А теперь до чего вы дошли? Где ваша верность и честь, ваша любовь и святость ваших обещаний?
Он невозмутимо выслушал мои упреки, на которые я не скупилась.
— Милая, — сказал он наконец, когда я замолчала, — я еще не нарушил ни одного своего обещания.
Я сказал, что женюсь на тебе, когда вступлю во владение своим имуществом, но ты видишь, что мой отец здоров и крепок. Он может прожить еще тридцать лет и будет ничуть не дряхлее многих наших горожан. Ты сама никогда не торопила меня с женитьбой, зная, что это может погубить меня; То же можно сказать и об остальном: ни в чем я не обманул тебя.
Я не могла отрицать ни одного сказанного им слова:
— Как же тогда, — сказала я, — вы убеждаете меня сделать такой ужасный шаг: покинуть вас, хоть сами меня не покинули? Почему вы не допускаете никакой привязанности, никакой любви с моей стороны, если сами так меня любите? Разве я вам не платила взаимностью? Ничем не засвидетельствовала своей искренности и своей страсти? Разве, пожертвовав честью и скромностью; я не доказала, что узы, связывающие меня с вами, слишком прочны, чтобы их разорвать?
— Но, моя милая, ведь, выйдя замуж, ты приобретешь положение, честь твоя будет спасена, и все происшедшее между нами будет предано вечному забвению, как если бы ничего и не случилось. Ты навсегда сохранишь мою искреннюю привязанность, но она будет честной и безупречной по отношению к моему брату: ты станешь моей милой сестрой, как теперь ты моя милая… — И он запнулся.
— Ваша милая потаскушка, — договорила я, — вот что вы хотели и вправе были бы сказать; я понимаю вас. Все же прошу вас вспомнить, сколь часто и подолгу вы убеждали меня смотреть на себя как на честную женщину; уверяли, что если не в глазах света, то в мыслях я ваша жена и что брак наш так же действителен, как если бы мы были повенчаны приходским священником. Ведь это были ваши собственные слова.
Найдя свой тон чересчур резким, я решила немного смягчить его. Он стоял в остолбенении, не отвечая ни слова, а я продолжала так:
— Ведь не думаете же вы, — я не считаю вас настолько несправедливым, — что я уступила всем вашим уговорам без любви, — которой не могут поколебать никакие превратности судьбы. Разве я дала когда-нибудь повод для такого низкого мнения обо мне? Если в то время я уступила своей любви, вняла вашим убеждениям и стала смотреть на себя как на вашу жену, то неужели прикажете теперь считать ложью все ваши доводы и называться вашей потаскушкой или любовницей, что одно и то же? И вы собираетесь передать меня вашему брату? Разве вы можете передать мою любовь? Можете приказать мне разлюбить вас и полюбить его? Неужели вы думаете, что я в силах совершить такую замену по заказу? Нет, сударь, поверьте, что это невозможно, и, как бы вы ни переменились, я останусь навсегда верной; скорее соглашусь даже, раз стряслось такое несчастье, быть вашей потаскушкой, чем женой вашего брата.

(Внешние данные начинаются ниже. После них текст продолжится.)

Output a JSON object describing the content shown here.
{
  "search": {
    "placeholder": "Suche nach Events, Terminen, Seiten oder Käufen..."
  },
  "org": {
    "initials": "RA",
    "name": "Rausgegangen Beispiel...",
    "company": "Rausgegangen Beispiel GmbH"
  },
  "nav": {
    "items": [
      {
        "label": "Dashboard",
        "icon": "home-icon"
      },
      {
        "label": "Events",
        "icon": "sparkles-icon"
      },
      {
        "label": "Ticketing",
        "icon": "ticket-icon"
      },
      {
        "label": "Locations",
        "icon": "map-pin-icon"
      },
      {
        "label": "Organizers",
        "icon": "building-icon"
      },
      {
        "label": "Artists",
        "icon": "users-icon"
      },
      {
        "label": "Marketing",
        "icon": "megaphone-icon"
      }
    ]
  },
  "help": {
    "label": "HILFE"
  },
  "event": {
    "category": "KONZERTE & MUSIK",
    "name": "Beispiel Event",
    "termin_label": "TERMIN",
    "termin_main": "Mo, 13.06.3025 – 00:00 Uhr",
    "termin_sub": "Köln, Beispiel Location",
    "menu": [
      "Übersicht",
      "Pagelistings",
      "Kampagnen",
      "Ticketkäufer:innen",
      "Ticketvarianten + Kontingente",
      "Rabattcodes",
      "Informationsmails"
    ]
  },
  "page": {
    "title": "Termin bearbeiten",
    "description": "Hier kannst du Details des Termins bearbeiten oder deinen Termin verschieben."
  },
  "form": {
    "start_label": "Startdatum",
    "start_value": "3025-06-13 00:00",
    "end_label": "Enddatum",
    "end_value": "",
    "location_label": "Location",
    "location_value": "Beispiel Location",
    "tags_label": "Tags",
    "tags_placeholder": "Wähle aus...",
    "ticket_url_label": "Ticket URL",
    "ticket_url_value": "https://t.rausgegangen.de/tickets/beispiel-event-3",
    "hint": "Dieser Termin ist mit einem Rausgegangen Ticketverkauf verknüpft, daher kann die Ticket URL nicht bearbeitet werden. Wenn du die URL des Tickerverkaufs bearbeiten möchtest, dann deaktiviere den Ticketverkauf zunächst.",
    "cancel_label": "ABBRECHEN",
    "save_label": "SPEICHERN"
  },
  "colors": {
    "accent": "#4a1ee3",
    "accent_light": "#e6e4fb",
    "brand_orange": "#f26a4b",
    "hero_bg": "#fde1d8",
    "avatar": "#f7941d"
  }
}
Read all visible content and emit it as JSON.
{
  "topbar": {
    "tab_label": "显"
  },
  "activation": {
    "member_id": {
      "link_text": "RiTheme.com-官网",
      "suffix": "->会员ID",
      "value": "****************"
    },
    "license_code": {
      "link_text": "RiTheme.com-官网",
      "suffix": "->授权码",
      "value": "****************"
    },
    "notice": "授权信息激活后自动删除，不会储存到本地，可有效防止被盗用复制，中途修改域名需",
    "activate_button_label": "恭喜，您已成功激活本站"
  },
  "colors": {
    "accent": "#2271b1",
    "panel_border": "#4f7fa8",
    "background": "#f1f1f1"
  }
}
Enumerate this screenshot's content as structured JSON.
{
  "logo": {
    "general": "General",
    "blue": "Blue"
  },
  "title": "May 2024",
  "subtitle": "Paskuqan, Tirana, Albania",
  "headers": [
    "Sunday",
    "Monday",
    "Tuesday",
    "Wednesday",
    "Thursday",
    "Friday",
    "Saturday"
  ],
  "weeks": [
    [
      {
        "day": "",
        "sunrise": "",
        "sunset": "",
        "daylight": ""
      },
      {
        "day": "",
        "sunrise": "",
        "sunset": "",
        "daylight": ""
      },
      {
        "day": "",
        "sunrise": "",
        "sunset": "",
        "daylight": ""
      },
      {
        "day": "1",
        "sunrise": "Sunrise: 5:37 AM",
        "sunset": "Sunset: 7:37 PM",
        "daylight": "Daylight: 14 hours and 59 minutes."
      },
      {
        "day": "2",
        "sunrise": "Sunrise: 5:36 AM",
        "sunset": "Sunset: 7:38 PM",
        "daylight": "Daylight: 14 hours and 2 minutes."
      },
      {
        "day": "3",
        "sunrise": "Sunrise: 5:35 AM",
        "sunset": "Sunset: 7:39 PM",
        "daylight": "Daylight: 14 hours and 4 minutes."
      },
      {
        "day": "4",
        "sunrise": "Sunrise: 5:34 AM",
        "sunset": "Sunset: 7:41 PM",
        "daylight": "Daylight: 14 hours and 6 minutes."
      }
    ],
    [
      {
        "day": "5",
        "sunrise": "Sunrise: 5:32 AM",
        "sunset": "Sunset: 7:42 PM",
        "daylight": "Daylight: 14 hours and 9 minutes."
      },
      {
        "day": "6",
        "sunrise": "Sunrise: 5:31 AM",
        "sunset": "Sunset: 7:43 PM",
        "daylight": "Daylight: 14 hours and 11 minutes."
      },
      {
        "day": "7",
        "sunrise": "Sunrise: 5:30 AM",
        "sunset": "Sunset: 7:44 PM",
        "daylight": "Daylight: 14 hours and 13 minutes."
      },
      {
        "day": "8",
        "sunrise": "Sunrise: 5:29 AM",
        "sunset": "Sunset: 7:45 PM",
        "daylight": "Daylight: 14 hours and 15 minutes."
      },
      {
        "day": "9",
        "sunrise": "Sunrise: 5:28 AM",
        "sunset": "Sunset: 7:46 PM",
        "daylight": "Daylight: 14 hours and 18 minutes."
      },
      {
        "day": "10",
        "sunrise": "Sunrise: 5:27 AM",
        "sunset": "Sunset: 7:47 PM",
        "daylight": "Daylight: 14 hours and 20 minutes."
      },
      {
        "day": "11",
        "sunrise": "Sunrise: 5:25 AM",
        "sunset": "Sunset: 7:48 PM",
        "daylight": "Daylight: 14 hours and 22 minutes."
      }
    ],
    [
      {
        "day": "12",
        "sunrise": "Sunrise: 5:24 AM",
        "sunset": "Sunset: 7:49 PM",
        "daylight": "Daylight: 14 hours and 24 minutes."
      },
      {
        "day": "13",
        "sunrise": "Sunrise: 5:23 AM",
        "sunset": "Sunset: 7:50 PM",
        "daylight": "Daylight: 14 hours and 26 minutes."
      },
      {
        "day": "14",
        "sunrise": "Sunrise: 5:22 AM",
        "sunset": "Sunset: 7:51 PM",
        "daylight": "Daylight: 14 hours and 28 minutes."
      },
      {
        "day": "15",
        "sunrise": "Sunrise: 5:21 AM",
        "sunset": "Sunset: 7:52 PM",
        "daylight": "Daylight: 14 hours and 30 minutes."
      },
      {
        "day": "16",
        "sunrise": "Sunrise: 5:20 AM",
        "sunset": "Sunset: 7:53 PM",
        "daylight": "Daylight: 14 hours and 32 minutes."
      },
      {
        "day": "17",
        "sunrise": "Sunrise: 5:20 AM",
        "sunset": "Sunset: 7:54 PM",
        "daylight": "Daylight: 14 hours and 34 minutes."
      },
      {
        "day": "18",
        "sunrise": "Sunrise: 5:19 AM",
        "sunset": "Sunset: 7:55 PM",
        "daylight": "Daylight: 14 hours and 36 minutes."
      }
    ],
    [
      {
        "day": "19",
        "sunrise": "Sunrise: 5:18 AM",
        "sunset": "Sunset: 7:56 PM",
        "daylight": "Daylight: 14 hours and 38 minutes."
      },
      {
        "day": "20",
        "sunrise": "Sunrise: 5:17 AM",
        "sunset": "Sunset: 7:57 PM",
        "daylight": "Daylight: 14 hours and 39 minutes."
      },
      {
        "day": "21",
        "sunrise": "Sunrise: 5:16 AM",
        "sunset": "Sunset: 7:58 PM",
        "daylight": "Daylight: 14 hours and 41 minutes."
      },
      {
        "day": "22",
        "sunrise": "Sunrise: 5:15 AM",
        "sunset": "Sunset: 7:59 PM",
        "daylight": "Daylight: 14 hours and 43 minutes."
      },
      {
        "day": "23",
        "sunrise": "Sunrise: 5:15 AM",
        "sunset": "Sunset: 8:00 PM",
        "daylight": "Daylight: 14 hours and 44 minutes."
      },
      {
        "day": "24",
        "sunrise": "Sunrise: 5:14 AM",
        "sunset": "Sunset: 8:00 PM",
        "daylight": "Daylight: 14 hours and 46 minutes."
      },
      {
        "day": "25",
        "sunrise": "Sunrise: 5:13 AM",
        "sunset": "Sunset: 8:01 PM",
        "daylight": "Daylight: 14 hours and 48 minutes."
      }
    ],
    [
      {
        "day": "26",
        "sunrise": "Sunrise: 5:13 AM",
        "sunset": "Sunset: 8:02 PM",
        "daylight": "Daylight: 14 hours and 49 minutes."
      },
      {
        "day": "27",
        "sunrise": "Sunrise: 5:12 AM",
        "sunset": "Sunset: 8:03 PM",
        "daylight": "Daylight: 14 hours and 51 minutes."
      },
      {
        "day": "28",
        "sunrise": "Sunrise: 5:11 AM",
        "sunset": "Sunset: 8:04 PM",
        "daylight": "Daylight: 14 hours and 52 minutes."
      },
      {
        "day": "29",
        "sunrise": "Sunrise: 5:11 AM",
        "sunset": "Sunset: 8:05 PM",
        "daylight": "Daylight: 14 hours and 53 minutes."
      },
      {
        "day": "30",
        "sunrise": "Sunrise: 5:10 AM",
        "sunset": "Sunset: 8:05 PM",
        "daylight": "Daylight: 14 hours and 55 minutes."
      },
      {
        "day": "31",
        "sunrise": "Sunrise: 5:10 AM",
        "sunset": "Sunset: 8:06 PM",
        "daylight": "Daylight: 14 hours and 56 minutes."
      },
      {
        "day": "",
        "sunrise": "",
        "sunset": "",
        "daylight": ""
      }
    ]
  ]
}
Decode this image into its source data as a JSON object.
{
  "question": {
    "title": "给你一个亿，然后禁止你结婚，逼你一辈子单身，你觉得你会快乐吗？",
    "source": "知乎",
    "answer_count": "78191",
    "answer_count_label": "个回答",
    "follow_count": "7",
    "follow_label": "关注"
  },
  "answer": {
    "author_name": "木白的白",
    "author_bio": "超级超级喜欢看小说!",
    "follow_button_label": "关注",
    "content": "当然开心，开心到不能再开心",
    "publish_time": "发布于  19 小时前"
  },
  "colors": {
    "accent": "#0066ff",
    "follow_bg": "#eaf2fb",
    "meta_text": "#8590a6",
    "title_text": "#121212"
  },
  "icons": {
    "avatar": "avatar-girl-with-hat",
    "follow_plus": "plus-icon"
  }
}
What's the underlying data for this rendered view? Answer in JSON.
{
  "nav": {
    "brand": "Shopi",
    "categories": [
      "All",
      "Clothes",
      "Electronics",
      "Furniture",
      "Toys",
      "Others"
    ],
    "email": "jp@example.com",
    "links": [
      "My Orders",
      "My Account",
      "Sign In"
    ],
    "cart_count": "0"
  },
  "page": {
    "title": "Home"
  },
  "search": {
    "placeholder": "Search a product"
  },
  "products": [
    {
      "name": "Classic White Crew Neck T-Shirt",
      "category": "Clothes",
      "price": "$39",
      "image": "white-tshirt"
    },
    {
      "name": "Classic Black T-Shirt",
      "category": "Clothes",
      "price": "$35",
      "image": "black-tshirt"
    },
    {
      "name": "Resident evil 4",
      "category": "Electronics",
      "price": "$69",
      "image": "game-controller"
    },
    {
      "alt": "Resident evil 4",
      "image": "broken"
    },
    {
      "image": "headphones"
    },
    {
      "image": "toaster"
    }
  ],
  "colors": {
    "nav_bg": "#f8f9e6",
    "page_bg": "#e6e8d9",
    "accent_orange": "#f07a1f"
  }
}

Речь моя, по-видимому, произвела на него впечатление, и он был растроган и сказал, что любит меня по-прежнему, что никогда не нарушал данных мне обещаний, но что это дело грозит мне, как ему кажется, многими Неприятностями, и то, что он мне посоветовал, представляется ему единственным выходом; однако он уверен, что это не повлечет полного разрыва между нами и мы останемся друзьями на всю жизнь, любя друг друга даже сильнее, чем в настоящем нашем положении; и он ручается, что мне нечего опасаться с его стороны разглашения тайны, гибельного для нас обоих; в заключение он хочет спросить меня об одной вещи, которая может оказаться тут помехой, и если получит удовлетворительный ответ, то у него не останется никаких сомнений, что это единственный для меня выход.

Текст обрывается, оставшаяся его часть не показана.